Непроспавшийся Лыков дует квас из холодильника. Реанимируется. Максимыч не без интереса разглядывает плакат «Их разыскивает милиция» над майорским столом.
…— Кваску хошь, Максимыч?
— Не хошь, Серега, не хошь.
— Напрасно. С хреном… я им в жару только и оттягиваюсь. Я в области на инструктаже был. Там один из наших в Штатах побывал… по обмену. И ты представляешь, там у них на каждого шерифа — кондиционер с поддувом…
— Ты мне кондиционерами мозги не засирай, шериф. Мне достоверно доложено — приезжал этой ночью к своей сучке с Москвы сам Туманский.
— Исключено. Мои нигде его не зафиксировали.
— Мои зафиксировали. Он в гадюшнике на вокзале гульнул. Что-то не так ему подали, так он как начал орать, что наведет тут порядок. Вел себя так… будто уже всему тут хозяин!
— Ну да? Значит, проскочило как-то мимо меня.
— Что-то слишком много мимо тебя последнее время проскакивает… Плохо служишь, шериф. Забыл, кто тебя в школу милиции сопляком проталкивал? Гляди! Мы тебе погоны пришлепали, мы и снимем.
— Да будет тебе!
— Так вот она с чего у нас тут вдруг с Москвы прорезалась? Ну прямо сирота казанская: тихонькая, смирненькая, всеми обиженная… Я-то с самого начала удивился: и чего такой штучке у нас делать? Только вот додумать сразу не мог.
— Теперь додумался?
— Так это же этот московский мешок со своей немереной деньгой нам ее и подкинул… Точно!
— У них же горшок вдребезги. В суде вон дело разводное лежит.
— Так он же — головастый, не нам чета. Они все просчитывают. И в развод они с ним играются не всерьез… нет… А для населения, чтобы на ней печати его бизнеса не было.
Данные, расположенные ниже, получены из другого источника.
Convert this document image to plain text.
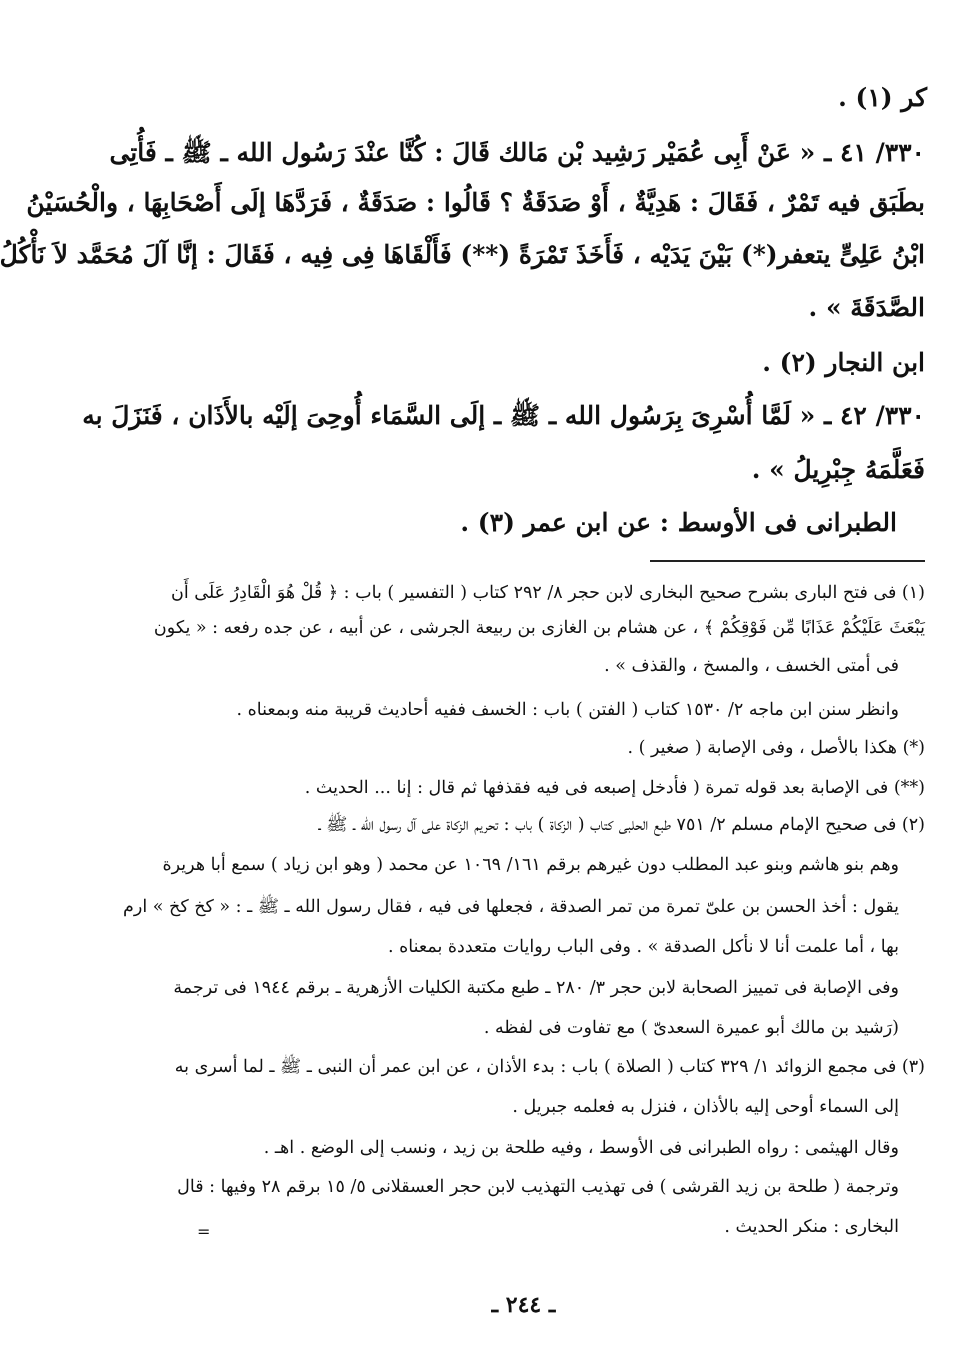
كر (١) .
٣٣٠/ ٤١ ـ « عَنْ أَبِى عُمَيْر رَشِيد بْن مَالك قَالَ : كُنَّا عنْدَ رَسُول الله ـ ﷺ ـ فَأُتِى
بطَبَق فيه تَمْرٌ ، فَقَالَ : هَدِيَّةٌ ، أَوْ صَدَقَةٌ ؟ قَالُوا : صَدَقَةٌ ، فَرَدَّهَا إلَى أَصْحَابِهَا ، والْحُسَيْنُ
ابْنُ عَلِىٍّ يتعفر(*) بَيْنَ يَدَيْه ، فَأَخَذَ تَمْرَةً (**) فَأَلْقَاهَا فِى فِيه ، فَقَالَ : إنَّا آلَ مُحَمَّد لاَ نَأْكُلُ
الصَّدَقَةَ » .
ابن النجار (٢) .
٣٣٠/ ٤٢ ـ « لَمَّا أُسْرِىَ بِرَسُول الله ـ ﷺ ـ إلَى السَّمَاء أُوحِىَ إلَيْه بالأَذَان ، فَنَزَلَ به
فَعَلَّمَهُ جِبْرِيلُ » .
الطبرانى فى الأوسط : عن ابن عمر (٣) .
(١) فى فتح البارى بشرح صحيح البخارى لابن حجر ٨/ ٢٩٢ كتاب ( التفسير ) باب : ﴿ قُلْ هُوَ الْقَادِرُ عَلَى أَن
يَبْعَثَ عَلَيْكُمْ عَذَابًا مِّن فَوْقِكُمْ ﴾ ، عن هشام بن الغازى بن ربيعة الجرشى ، عن أبيه ، عن جده رفعه : « يكون
فى أمتى الخسف ، والمسخ ، والقذف » .
وانظر سنن ابن ماجه ٢/ ١٥٣٠ كتاب ( الفتن ) باب : الخسف ففيه أحاديث قريبة منه وبمعناه .
(*) هكذا بالأصل ، وفى الإصابة ( صغير ) .
(**) فى الإصابة بعد قوله تمرة ( فأدخل إصبعه فى فيه فقذفها ثم قال : إنا ... الحديث .
(٢) فى صحيح الإمام مسلم ٢/ ٧٥١ طبع الحلبى كتاب ( الزكاة ) باب : تحريم الزكاة على آل رسول الله ـ ﷺ ـ
وهم بنو هاشم وبنو عبد المطلب دون غيرهم برقم ١٦١/ ١٠٦٩ عن محمد ( وهو ابن زياد ) سمع أبا هريرة
يقول : أخذ الحسن بن علىّ تمرة من تمر الصدقة ، فجعلها فى فيه ، فقال رسول الله ـ ﷺ ـ : « كخ كخ » ارم
بها ، أما علمت أنا لا نأكل الصدقة » . وفى الباب روايات متعددة بمعناه .
وفى الإصابة فى تمييز الصحابة لابن حجر ٣/ ٢٨٠ ـ طبع مكتبة الكليات الأزهرية ـ برقم ١٩٤٤ فى ترجمة
(رَشيد بن مالك أبو عميرة السعدىّ ) مع تفاوت فى لفظه .
(٣) فى مجمع الزوائد ١/ ٣٢٩ كتاب ( الصلاة ) باب : بدء الأذان ، عن ابن عمر أن النبى ـ ﷺ ـ لما أسرى به
إلى السماء أوحى إليه بالأذان ، فنزل به فعلمه جبريل .
وقال الهيثمى : رواه الطبرانى فى الأوسط ، وفيه طلحة بن زيد ، ونسب إلى الوضع . اهـ .
وترجمة ( طلحة بن زيد القرشى ) فى تهذيب التهذيب لابن حجر العسقلانى ٥/ ١٥ برقم ٢٨ وفيها : قال
البخارى : منكر الحديث .
=
ـ ٢٤٤ ـ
Чужакам у нас ни хрена не светит! А тут… Ах, я вся ваша, своя, тут рожденная. Ах, я вся такая, всеми брошенная, хотя и знаменитая! Наши дуры о ней только и трещат.
— Да вы ж сами ее приветили: дом, участок, барахло это…
— Ну так хотя бы для видимости показать надо было — у нас тоже совесть есть. Ах, я-то, дурень старый. Мне б сразу понять: не она городишко подгрести под себя собирается — он! корпорация!
— Дед… Дед… По-моему, тебя заносит. На кой хрен мы ихней корпорации нужны? Ну, я понимаю, нефть бы какую нашли. Под ногами. Еще чего ценного… А у нас из месторождений два скотомогильника.
— Дурак ты, Лыков. У нас главное месторождение — наша глухомань. Думаешь, я напрасно сюда тридцать лет назад забрался? К нам и раньше от больших властей никакого интереса… Делай, что хошь… Ну а нынче — сам понимаешь…
— Не очень.
— Балбес. Сейчас настоящие дела только на дистанции от Москвы и делаются. Посадит он на наши головы свою подручную сучку. Ну и где мы будем?
— У тебя же этот… пиар! Такого поналепил! Уже не улицы — сплошное шапито. Не нравится мне он… За те деньжищи, которые он из нас сосет, я бы не только Зюньку, я бы любую гамадрилу в мэры провел! Да и шумно слишком. Нам оно надо?
— А кому надо?
— На верхотуре. Захар приказал, чтобы все было по полной процедуре. Игра по правилам, как нынче положено. Чтобы потом к Зиновию никто не подкопался. Как бы в честной борьбе. А я так думаю: чего развели разлюли? Кто там голоснет, кто нет. Считать-то все одно наш Степан будет.
— Чего ж ты дергаешься?
Дед долго молчит, ковыряя своей палкой затертый коврик.
— Предчувствие, Серега. Вот вроде ничего и не случилось, а уже захрустело что-то… затрещало. Перемена какая-то надвигается. Просрет этот пиар нашего Зиновия: он все высшей математикой занимается, а у нас тут фактически деревенские. Им и таблицы умножения много.
— А собственно, зачем ты ко мне пришел?
— А не упусти ты мне Туманского, когда он сызнова к ней заявится. У меня к нему большие вопросы.
— Так тебя к нему и допустили.
— Меня не допускают… Я сам прихожу…
Максимыч уползает, ткнув палкой в скрипучую дверь. Лыков выволакивает из-под стола четвертинку и доливает в свой квас. И только теперь, когда его никто не слышит, говорит сам себе тоскливо:
— Господи, и когда ты только сдохнешь?